Depuis le début des interdictions de rassemblements, plusieurs diffuseurs de séries de spectacles ont choisi de reporter leurs événements plutôt que de les annuler. Si le report semble le moindre mal, il comporte néanmoins son lot de désavantages.
Selon un sondage mené lors d’une rencontre en ligne le 14 avril, 60 % des diffuseurs participants (21 sur 35) ont rapporté avoir reporté de 81 à 100 % de leur spectacles qui devaient avoir lieu entre le 12 mars et le 14 avril 2020.
Ce reports doivent maintenant être reprogrammés et cela prends du temps. Environ un diffuseur sur deux n’a pas été en mesure de reprogrammer plus de 20 % des spectacles reportés. Les diffuseurs disent par ailleurs que les dates des spectacles reportés sont repoussées à la fin de la saison 2020-2021 et dans la saison 2021-2022.
Le report de spectacles permet à un organisme de diffusion de préserver leurs revenus de billetterie et aussi de couvrir leur dépenses de marketing et de billetterie encourues jusqu’au moment du report. En dépit de ces avantages administratifs immédiats, il faut bien admettre que les reports et les annulations représentent tous les deux des pertes de revenus pour l’ensemble de la chaîne du spectacle. Il n’y a qu’un nombre limité de dates de spectacle dans un calendrier. Lorsqu’un spectacle est reporté, il se trouvera inévitablement à occuper une date de calendrier qui, du coup, ne sera pas celle d’un autre spectacle. Les recettes des billets déjà vendus sont préservées mais ça veut aussi dire que ces même billets ne pourront être remis en vente lorsque le spectacle aura été reprogrammé quelque part en 2021. Peu importe de quel angle on regarde la situation, le report est en définitive est un peu comme « déshabiller Pierre pour habiller Paul ».
De fait, plusieurs agents d’artistes ont rapporté de leur côté que les reports ont un « effet domino » pervers : afin de faire de la place dans leur calendrier pour les spectacles reportés, des diffuseurs se trouvent parfois forcés de revenir sur leurs engagement verbaux et d’annuler un spectacle pour lequel le contrat n’était pas encore signé. Ces annulations secondaires sont un réel problème pour les agents de tournée et les artistes qu’ils représentent. Les tournées impliquent de nombreuses dépenses. Sans un nombre minimum de représentations, elles n’atteignent pas le seuil de rentabilité. L’annulation d’une seule date dans un calendrier de tournée peut donc suffire à la rendre déficitaire et à forcer l’annulation du reste de la tournée. C’est un scénario catastrophe pour un agent de tournée. Tous les efforts de représentation et de coordination sont alors entièrement gaspillés sans générer aucun revenu ni pour l’agence, ni pour l’artiste.
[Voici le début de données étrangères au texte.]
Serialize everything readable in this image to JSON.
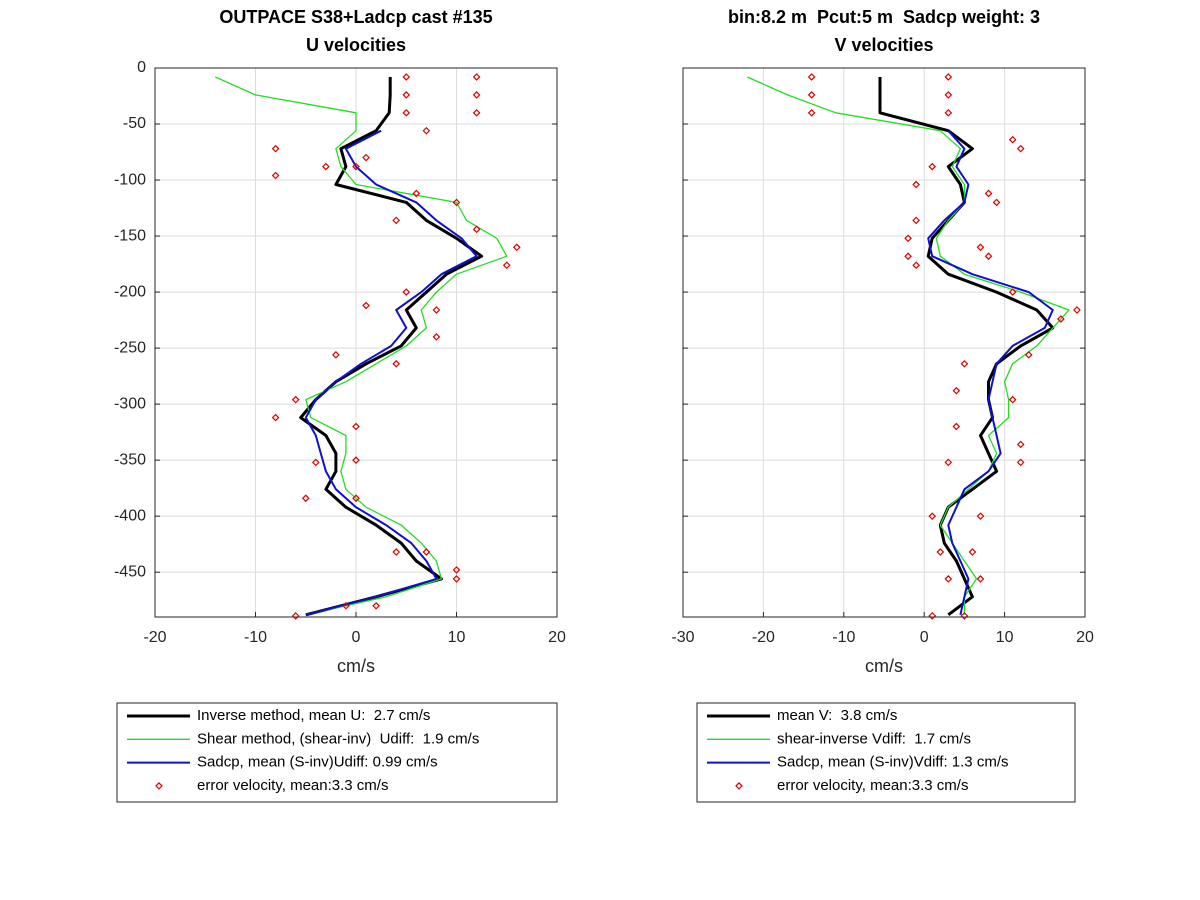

Par ailleurs, si les recettes de billetterie d’un spectacle reporté peuvent répondre à des besoins immédiats de trésorerie, elles doivent être gérées avec prudence. Sur le plan comptable, elles constituent un passif en vue du spectacle qui devra éventuellement être reprogrammé – surtout si ce spectacle est reprogrammé dans un autre exercice financier.
En bout de ligne, peu importe l’angle sous lequel on examine la situation, un report demeure une perte pour l’ensemble des acteurs de la chaîne du spectacle : pour les placiers et les techniciens qui ont perdu un quart de travail, pour les agents de tournée et pour les artistes.
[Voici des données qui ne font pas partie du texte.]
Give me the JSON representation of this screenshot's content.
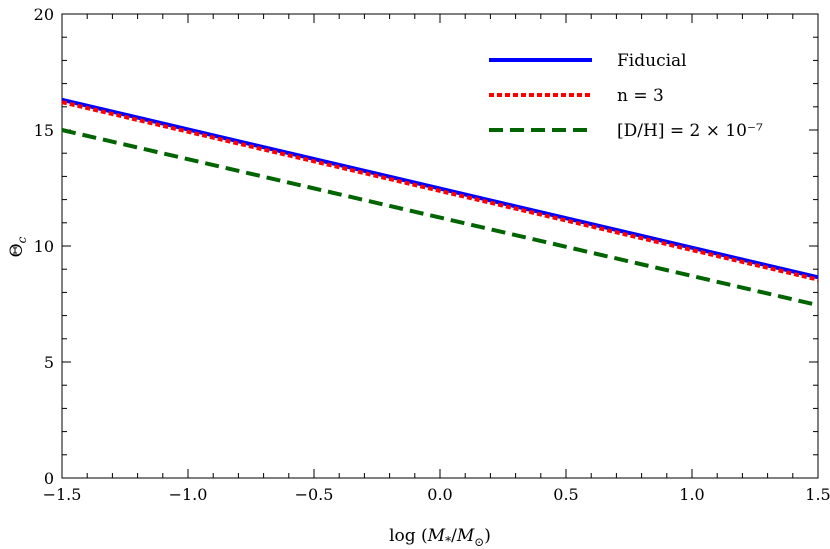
{
  "chart_data": {
    "type": "line",
    "title": "",
    "xlabel": "log (M*/M⊙)",
    "ylabel": "Θc",
    "xlim": [
      -1.5,
      1.5
    ],
    "ylim": [
      0,
      20
    ],
    "xticks": [
      -1.5,
      -1.0,
      -0.5,
      0.0,
      0.5,
      1.0,
      1.5
    ],
    "xtick_labels": [
      "−1.5",
      "−1.0",
      "−0.5",
      "0.0",
      "0.5",
      "1.0",
      "1.5"
    ],
    "yticks": [
      0,
      5,
      10,
      15,
      20
    ],
    "ytick_labels": [
      "0",
      "5",
      "10",
      "15",
      "20"
    ],
    "grid": false,
    "legend_position": "top-right",
    "series": [
      {
        "name": "Fiducial",
        "x": [
          -1.5,
          1.5
        ],
        "y": [
          16.3,
          8.65
        ],
        "color": "#0000ff",
        "style": "solid"
      },
      {
        "name": "n = 3",
        "x": [
          -1.5,
          1.5
        ],
        "y": [
          16.2,
          8.55
        ],
        "color": "#ff0000",
        "style": "dotted"
      },
      {
        "name": "[D/H] = 2 × 10⁻⁷",
        "x": [
          -1.5,
          1.5
        ],
        "y": [
          15.0,
          7.45
        ],
        "color": "#006400",
        "style": "dashed"
      }
    ]
  }
}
La pandémie de COVID-19 apporte son lot quotidien de perturbations et de réponses des gouvernements. Diffuseurs, agents et artistes tâchent tous de s’y retrouver et de s’adapter à une nouvelle réalité que nous peinons à saisir, tant elle évolue rapidement. C’est pourquoi CAPACOA a entrepris de documenter l’état changeant de la situation, telle que vous nous la rapportez lors de nos rassemblement en ligne. Nous publierons ainsi sur une base hebdomadaire les chroniques d’une pandémie dans les arts de la scène.